On the inclusion of recrystallization processes in the modeling of induced anisotropy in ice sheets: a thermodynamicist’s point of view

Abstract

AbstractIn spite of the clear fact that annealing and recrystallization phenomena in ice sheets have their roots in the thermodynamics of polycrystalline media, most approaches seem to neglect it by proposing ad hoc theories which can eventually violate fundamental thermodynamic principles. The current work presents a useful fusion of modern concepts from the thermodynamics of mixtures with continuous diversity with recent developments in the modeling of induced anisotropy and recrystallization in ice sheets. The fabric (also called texture) of the medium is described by a continuous distribution of crystallographic c axes, while recrystallization processes are assumed to be essentially driven by an internal variable representing the density of dislocations within the material.
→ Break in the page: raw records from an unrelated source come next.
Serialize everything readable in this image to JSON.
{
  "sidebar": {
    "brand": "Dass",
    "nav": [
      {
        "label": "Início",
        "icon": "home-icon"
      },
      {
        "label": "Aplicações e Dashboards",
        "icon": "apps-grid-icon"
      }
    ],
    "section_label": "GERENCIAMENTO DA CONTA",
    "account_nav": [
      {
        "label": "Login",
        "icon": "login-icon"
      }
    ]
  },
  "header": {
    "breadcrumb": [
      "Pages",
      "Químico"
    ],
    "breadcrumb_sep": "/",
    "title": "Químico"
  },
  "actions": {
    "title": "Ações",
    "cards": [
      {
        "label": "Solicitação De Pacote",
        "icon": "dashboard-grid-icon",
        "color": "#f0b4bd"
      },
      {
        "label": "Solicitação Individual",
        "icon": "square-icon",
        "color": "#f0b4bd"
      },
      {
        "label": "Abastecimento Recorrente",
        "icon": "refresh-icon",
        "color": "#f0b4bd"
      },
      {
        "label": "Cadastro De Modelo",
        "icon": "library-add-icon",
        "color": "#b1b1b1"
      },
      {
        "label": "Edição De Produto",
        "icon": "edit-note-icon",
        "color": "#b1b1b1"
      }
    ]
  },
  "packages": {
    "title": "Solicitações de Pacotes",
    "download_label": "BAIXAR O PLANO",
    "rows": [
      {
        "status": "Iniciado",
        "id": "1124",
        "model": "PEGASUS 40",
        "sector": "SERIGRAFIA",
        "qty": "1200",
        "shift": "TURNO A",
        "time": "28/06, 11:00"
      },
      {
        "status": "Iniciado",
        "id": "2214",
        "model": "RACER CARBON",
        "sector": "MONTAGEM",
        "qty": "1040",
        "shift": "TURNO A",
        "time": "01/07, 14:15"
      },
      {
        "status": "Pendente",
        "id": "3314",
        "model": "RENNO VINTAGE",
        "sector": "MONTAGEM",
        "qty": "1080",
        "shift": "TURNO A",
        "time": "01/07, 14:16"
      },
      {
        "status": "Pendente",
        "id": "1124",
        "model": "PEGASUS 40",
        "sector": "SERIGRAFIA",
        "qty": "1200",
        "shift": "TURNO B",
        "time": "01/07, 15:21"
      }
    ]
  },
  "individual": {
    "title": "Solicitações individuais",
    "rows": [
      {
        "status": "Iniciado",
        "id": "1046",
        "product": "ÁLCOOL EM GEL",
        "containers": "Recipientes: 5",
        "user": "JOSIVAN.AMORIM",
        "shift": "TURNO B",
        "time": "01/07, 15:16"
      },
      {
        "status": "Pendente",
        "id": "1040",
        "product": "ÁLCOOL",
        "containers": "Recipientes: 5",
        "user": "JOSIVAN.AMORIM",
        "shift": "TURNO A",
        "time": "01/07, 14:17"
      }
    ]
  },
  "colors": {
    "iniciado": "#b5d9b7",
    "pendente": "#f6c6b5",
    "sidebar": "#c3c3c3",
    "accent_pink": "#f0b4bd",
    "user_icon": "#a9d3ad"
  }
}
Among other results of this coalition, a balance equation for the dislocation density is formulated, as well as additional terms in the balance equations of mass, momenta, energy and entropy, associated with specific microstructural processes. By picturing the polycrystal as a mixture with continuous diversity, we discuss how the modeling of recrystallization processes in ice sheets could profit from powerful notions of chemical kinetics, which are related to the so-called dynamics of continuous reactions. Additionally, further topics like homogenization, comparison with earlier work, and directives for the construction of constitutive theories are addressed.